For those who are lost, we are now at that moment:

To summarize:

  1. Multi-trillion basis trade is blowing up and countless funds and banks are unwinding positions, but…
  2. There is not nearly enough liquidity in the system
  3. The lack of liquidity shockwave is rampaging across all markets, sending stocks plunging (liquidation panic), bonds crashing (yields up 50bps in 2 days), and a flight to safety in FX (yen soaring… but at some point the inflection point will get hit and there will be an acute shortage of dollars as the global synthetic dollar short at around $6 trillion is even bigger than the basis trade). 
  4. We have critical liquidity drainage events as soon as tomorrow (the 10Y auction followed by the 30Y auction on Thursday), and if there is not enough liquidity in the system, we may have an unofficially failed auction – yes Dealers would in theory take down the whole thing, but if we get a 40 or 50% dealer award, it’s the same as a failed auction.

Meanwhile, if this were happening at any other time, the Fed would be rushing to bail out the system. After all Powell cut a jumbo 50bps in Septemebr 2024 when there was zero stress in the market plumbing… But he can’t do anything now because he would be seen as aiding Trump, especially since the narrative now is that yields are surging because of stagflation fears. Only, that’s not the case at all – indeed, yields were tumbling until Friday, when the basis trade started to get unwound, at which point they shot straight up.

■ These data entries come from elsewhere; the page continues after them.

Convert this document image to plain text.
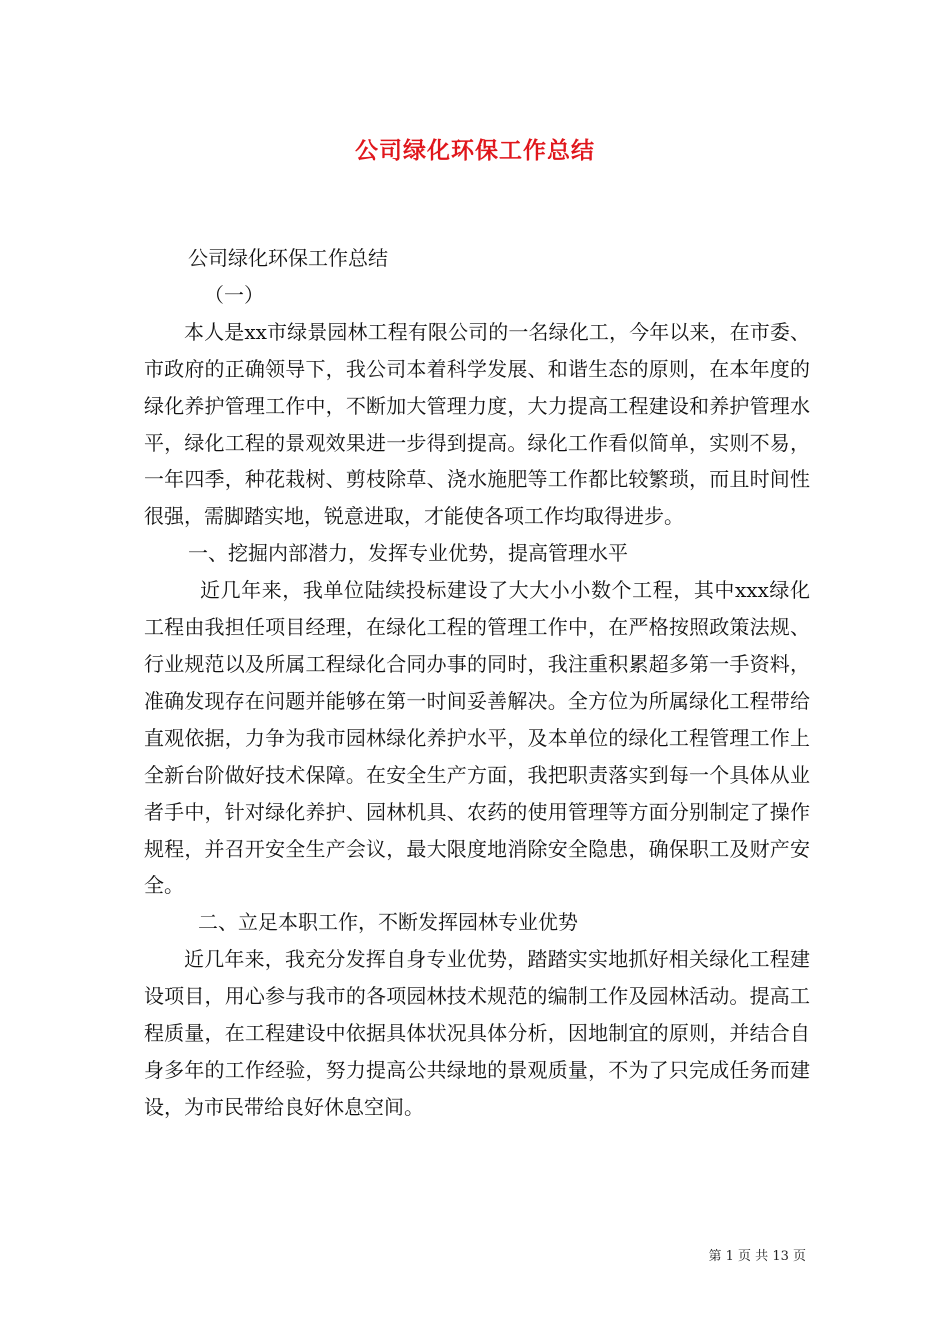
公司绿化环保工作总结

公司绿化环保工作总结

（一）

本人是xx市绿景园林工程有限公司的一名绿化工，今年以来，在市委、市政府的正确领导下，我公司本着科学发展、和谐生态的原则，在本年度的绿化养护管理工作中，不断加大管理力度，大力提高工程建设和养护管理水平，绿化工程的景观效果进一步得到提高。绿化工作看似简单，实则不易，一年四季，种花栽树、剪枝除草、浇水施肥等工作都比较繁琐，而且时间性很强，需脚踏实地，锐意进取，才能使各项工作均取得进步。

一、挖掘内部潜力，发挥专业优势，提高管理水平

近几年来，我单位陆续投标建设了大大小小数个工程，其中xxx绿化工程由我担任项目经理，在绿化工程的管理工作中，在严格按照政策法规、行业规范以及所属工程绿化合同办事的同时，我注重积累超多第一手资料，准确发现存在问题并能够在第一时间妥善解决。全方位为所属绿化工程带给直观依据，力争为我市园林绿化养护水平，及本单位的绿化工程管理工作上全新台阶做好技术保障。在安全生产方面，我把职责落实到每一个具体从业者手中，针对绿化养护、园林机具、农药的使用管理等方面分别制定了操作规程，并召开安全生产会议，最大限度地消除安全隐患，确保职工及财产安全。

二、立足本职工作，不断发挥园林专业优势

近几年来，我充分发挥自身专业优势，踏踏实实地抓好相关绿化工程建设项目，用心参与我市的各项园林技术规范的编制工作及园林活动。提高工程质量，在工程建设中依据具体状况具体分析，因地制宜的原则，并结合自身多年的工作经验，努力提高公共绿地的景观质量，不为了只完成任务而建设，为市民带给良好休息空间。

第 1 页 共 13 页
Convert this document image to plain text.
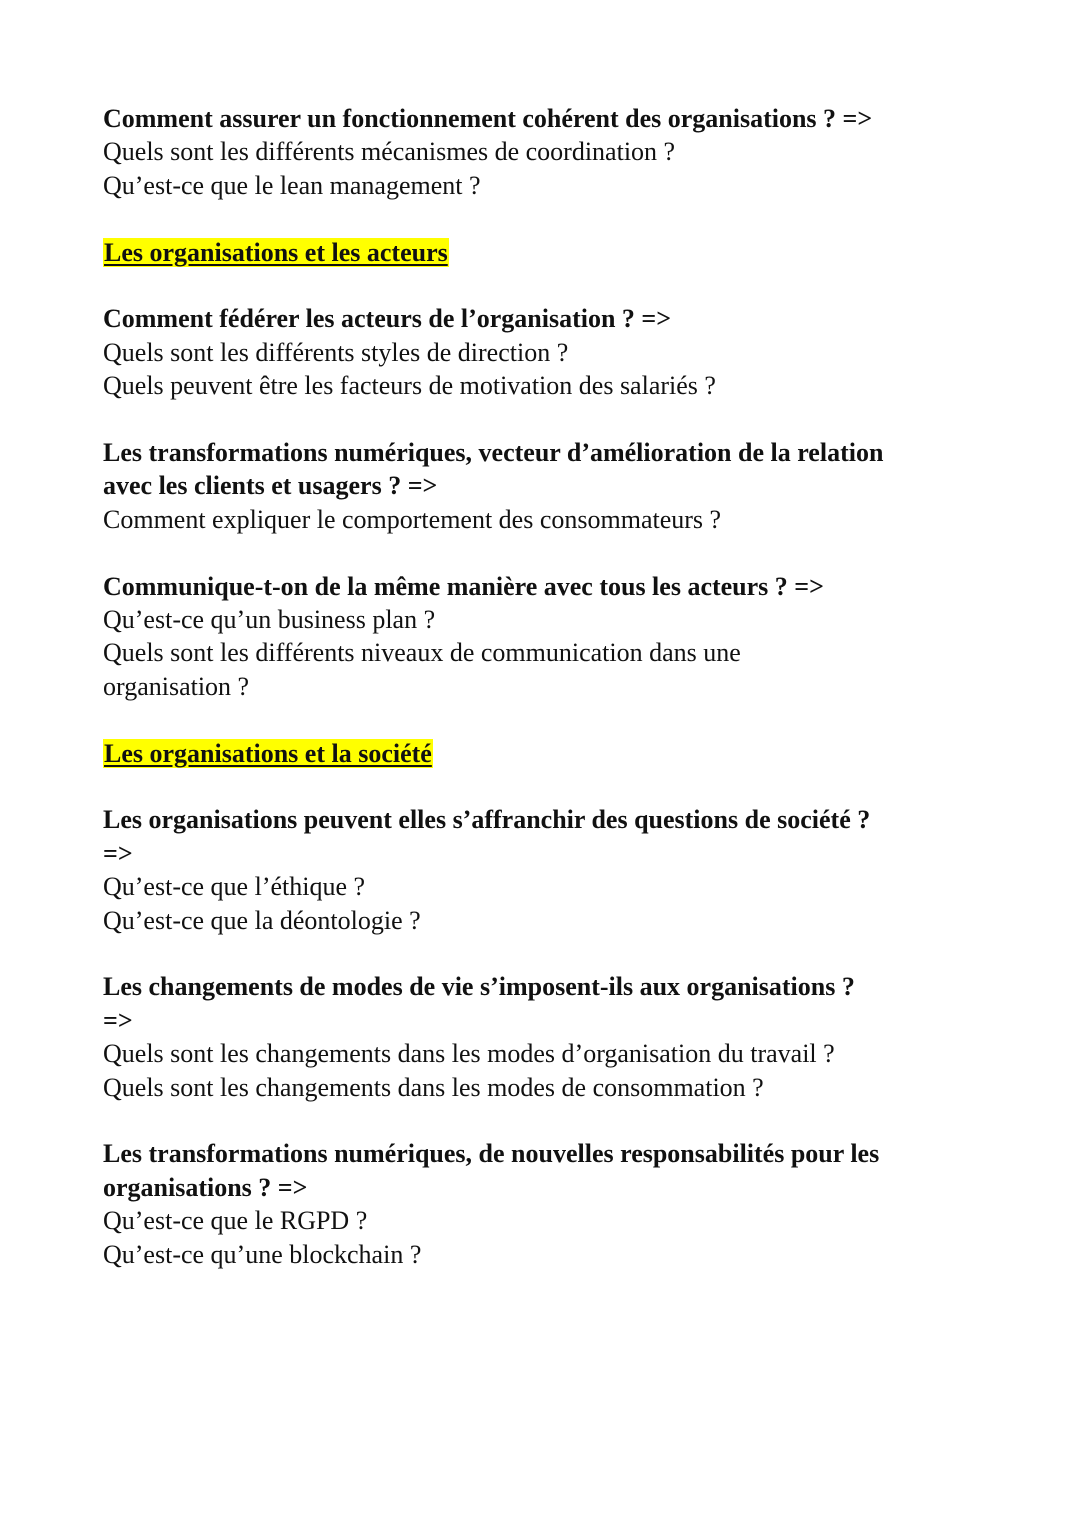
Comment assurer un fonctionnement cohérent des organisations ? =>
Quels sont les différents mécanismes de coordination ?
Qu’est-ce que le lean management ?
Les organisations et les acteurs
Comment fédérer les acteurs de l’organisation ? =>
Quels sont les différents styles de direction ?
Quels peuvent être les facteurs de motivation des salariés ?
Les transformations numériques, vecteur d’amélioration de la relation
avec les clients et usagers ? =>
Comment expliquer le comportement des consommateurs ?
Communique-t-on de la même manière avec tous les acteurs ? =>
Qu’est-ce qu’un business plan ?
Quels sont les différents niveaux de communication dans une
organisation ?
Les organisations et la société
Les organisations peuvent elles s’affranchir des questions de société ?
=>
Qu’est-ce que l’éthique ?
Qu’est-ce que la déontologie ?
Les changements de modes de vie s’imposent-ils aux organisations ?
=>
Quels sont les changements dans les modes d’organisation du travail ?
Quels sont les changements dans les modes de consommation ?
Les transformations numériques, de nouvelles responsabilités pour les
organisations ? =>
Qu’est-ce que le RGPD ?
Qu’est-ce qu’une blockchain ?
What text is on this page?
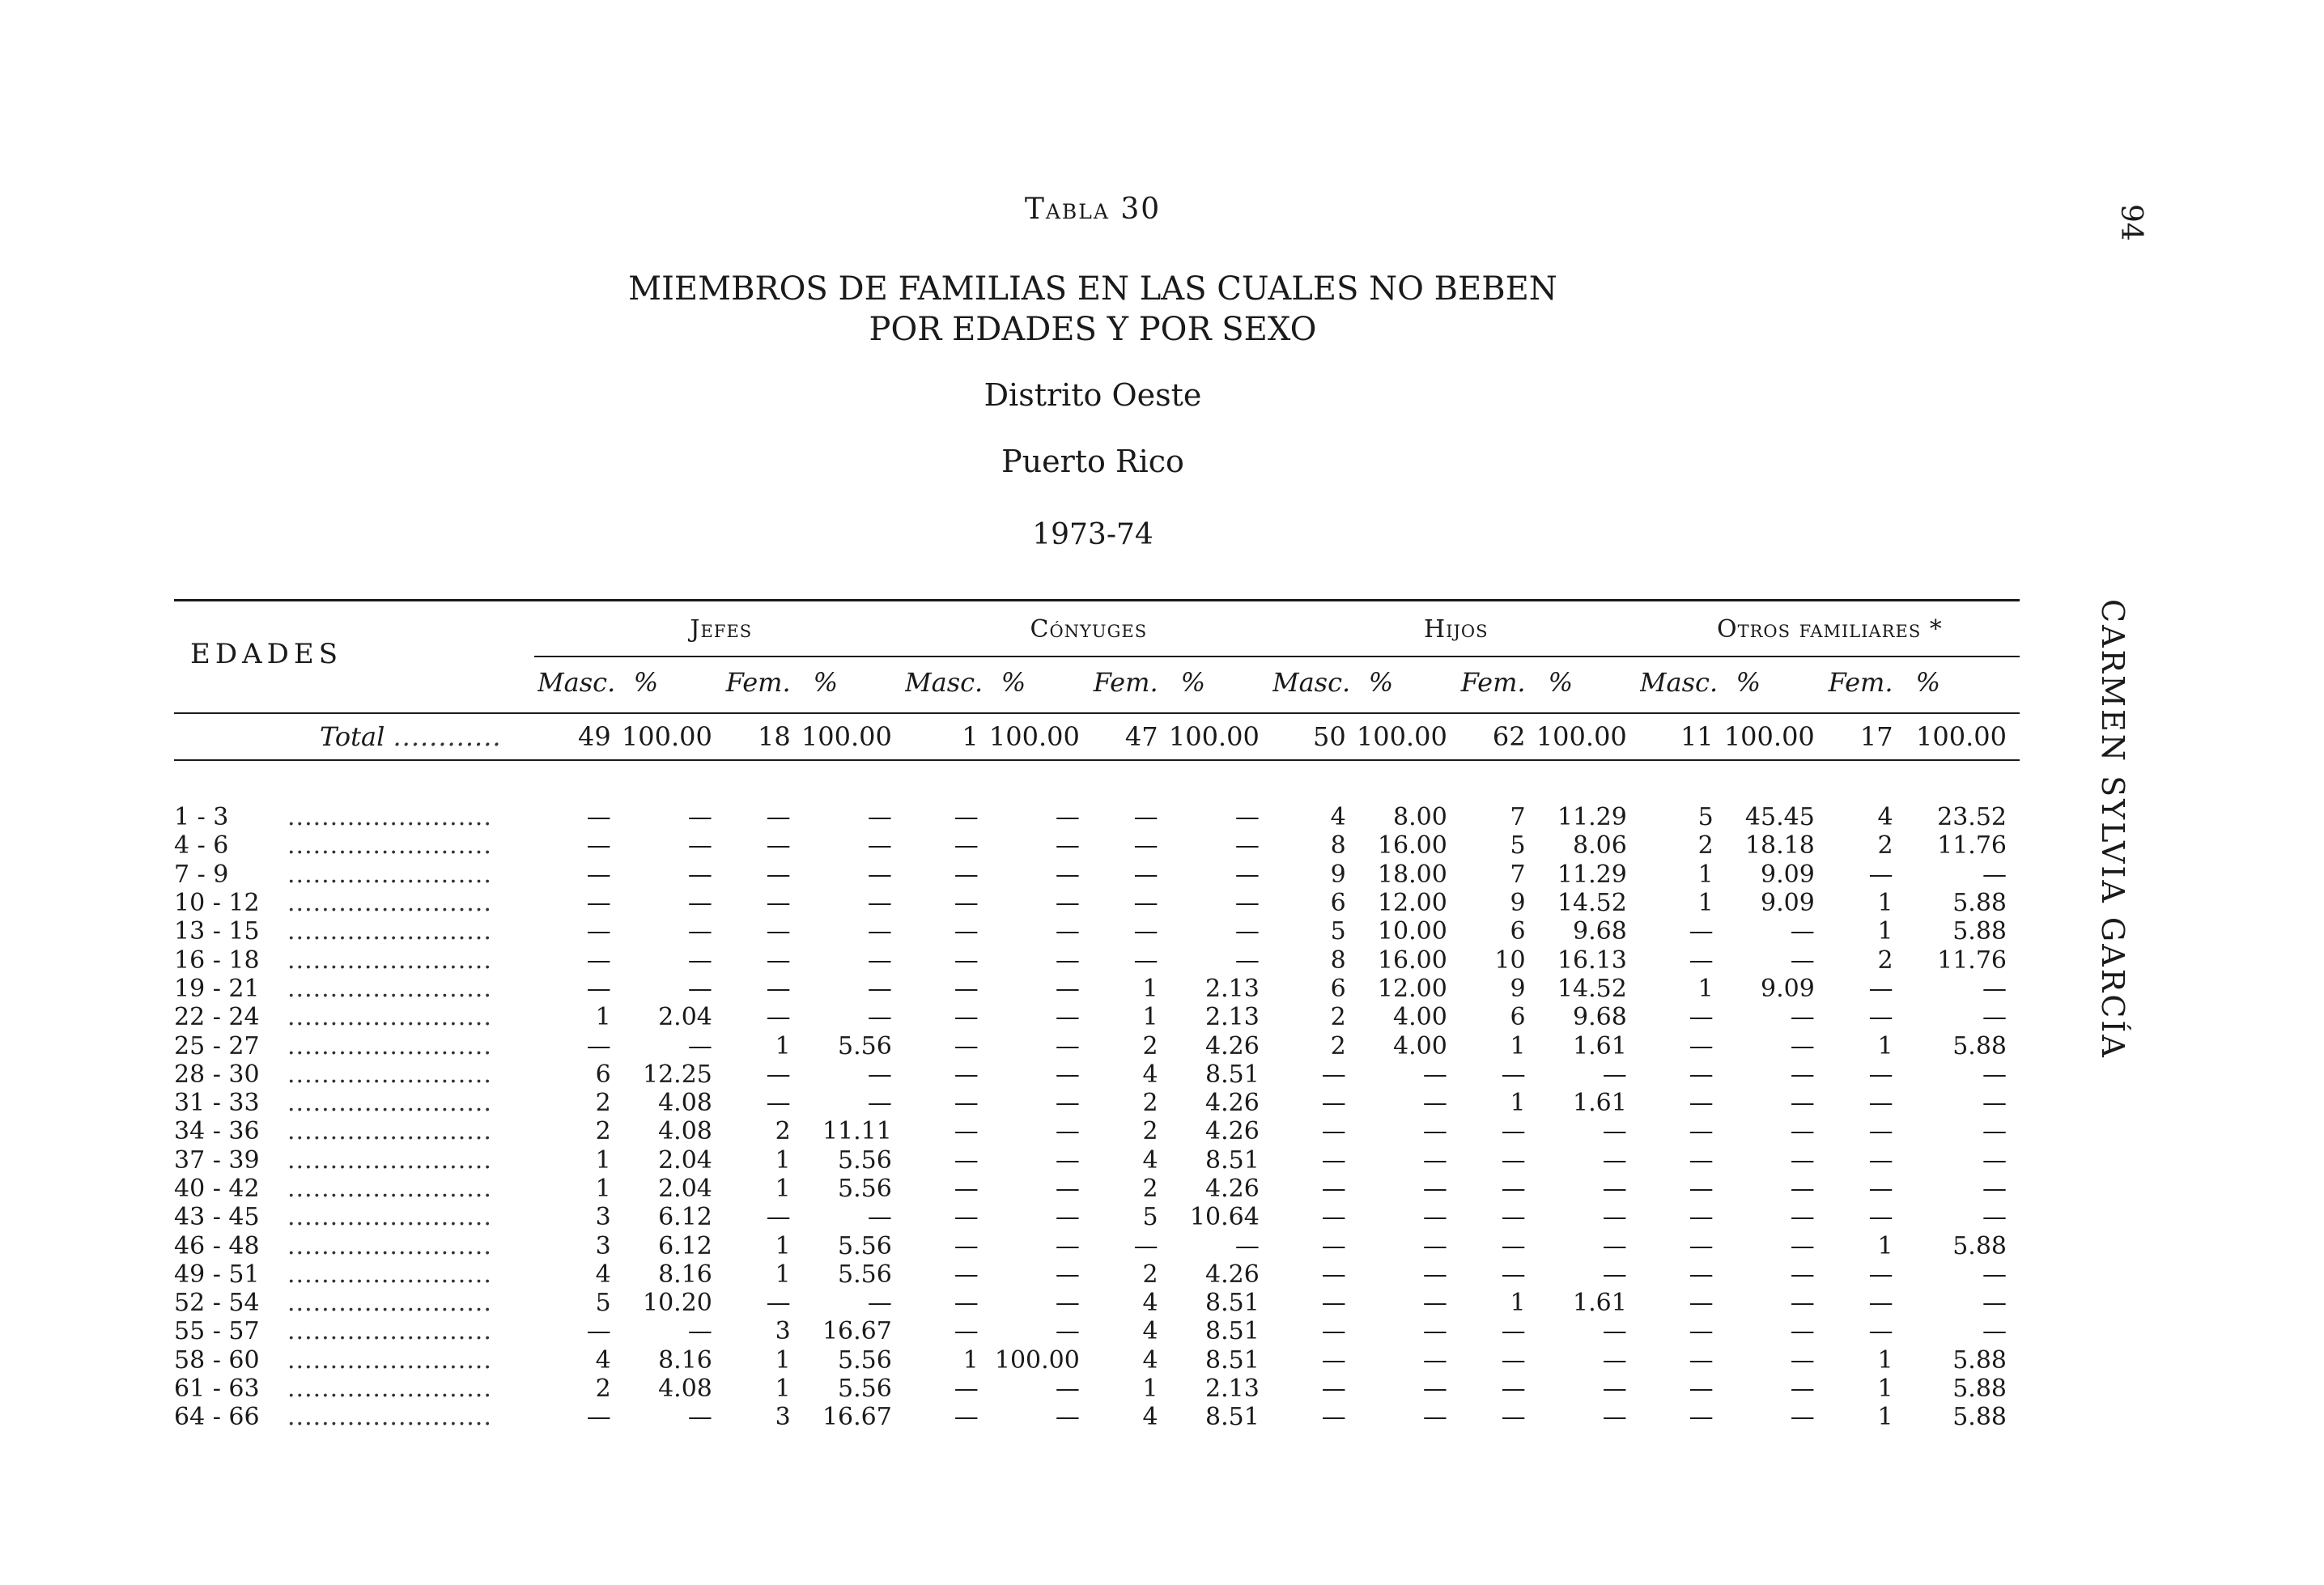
Tabla 30
MIEMBROS DE FAMILIAS EN LAS CUALES NO BEBEN
POR EDADES Y POR SEXO
Distrito Oeste
Puerto Rico
1973-74
94
CARMEN SYLVIA GARCÍA
EDADES	Jefes				Cónyuges				Hijos				Otros familiares *			
	Masc.	%	Fem.	%	Masc.	%	Fem.	%	Masc.	%	Fem.	%	Masc.	%	Fem.	%
Total ............	49	100.00	18	100.00	1	100.00	47	100.00	50	100.00	62	100.00	11	100.00	17	100.00

1 - 3 ........................	—	—	—	—	—	—	—	—	4	8.00	7	11.29	5	45.45	4	23.52
4 - 6 ........................	—	—	—	—	—	—	—	—	8	16.00	5	8.06	2	18.18	2	11.76
7 - 9 ........................	—	—	—	—	—	—	—	—	9	18.00	7	11.29	1	9.09	—	—
10 - 12 ........................	—	—	—	—	—	—	—	—	6	12.00	9	14.52	1	9.09	1	5.88
13 - 15 ........................	—	—	—	—	—	—	—	—	5	10.00	6	9.68	—	—	1	5.88
16 - 18 ........................	—	—	—	—	—	—	—	—	8	16.00	10	16.13	—	—	2	11.76
19 - 21 ........................	—	—	—	—	—	—	1	2.13	6	12.00	9	14.52	1	9.09	—	—
22 - 24 ........................	1	2.04	—	—	—	—	1	2.13	2	4.00	6	9.68	—	—	—	—
25 - 27 ........................	—	—	1	5.56	—	—	2	4.26	2	4.00	1	1.61	—	—	1	5.88
28 - 30 ........................	6	12.25	—	—	—	—	4	8.51	—	—	—	—	—	—	—	—
31 - 33 ........................	2	4.08	—	—	—	—	2	4.26	—	—	1	1.61	—	—	—	—
34 - 36 ........................	2	4.08	2	11.11	—	—	2	4.26	—	—	—	—	—	—	—	—
37 - 39 ........................	1	2.04	1	5.56	—	—	4	8.51	—	—	—	—	—	—	—	—
40 - 42 ........................	1	2.04	1	5.56	—	—	2	4.26	—	—	—	—	—	—	—	—
43 - 45 ........................	3	6.12	—	—	—	—	5	10.64	—	—	—	—	—	—	—	—
46 - 48 ........................	3	6.12	1	5.56	—	—	—	—	—	—	—	—	—	—	1	5.88
49 - 51 ........................	4	8.16	1	5.56	—	—	2	4.26	—	—	—	—	—	—	—	—
52 - 54 ........................	5	10.20	—	—	—	—	4	8.51	—	—	1	1.61	—	—	—	—
55 - 57 ........................	—	—	3	16.67	—	—	4	8.51	—	—	—	—	—	—	—	—
58 - 60 ........................	4	8.16	1	5.56	1	100.00	4	8.51	—	—	—	—	—	—	1	5.88
61 - 63 ........................	2	4.08	1	5.56	—	—	1	2.13	—	—	—	—	—	—	1	5.88
64 - 66 ........................	—	—	3	16.67	—	—	4	8.51	—	—	—	—	—	—	1	5.88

And the biggest paradox is that the more liquidity is drained, the higher yields will rise, the more the Fed will misinterpret the signal sent from yields as one of stagflation (“let Trump fix that, he just needs to undo tariffs”) instead of what it really is: imploding liquidity and an imminent market crisis.

Oh and lest we forget, if Powell were to cut tomorrow, or launch QE, the Democrats would never forgive him as they would see such an action as bailing out Trump.

Only Powell no longer has a choice, because if he lets Trump crash and burn, the Fed Chair will also be allowing the entire financial system collapse!

In retrospect little did we know how prescient this tweet from more than a year ago would prove to be…

And now we wait to see what the Fed will do because the next 48 hours may well be the most important in the recent history of the US.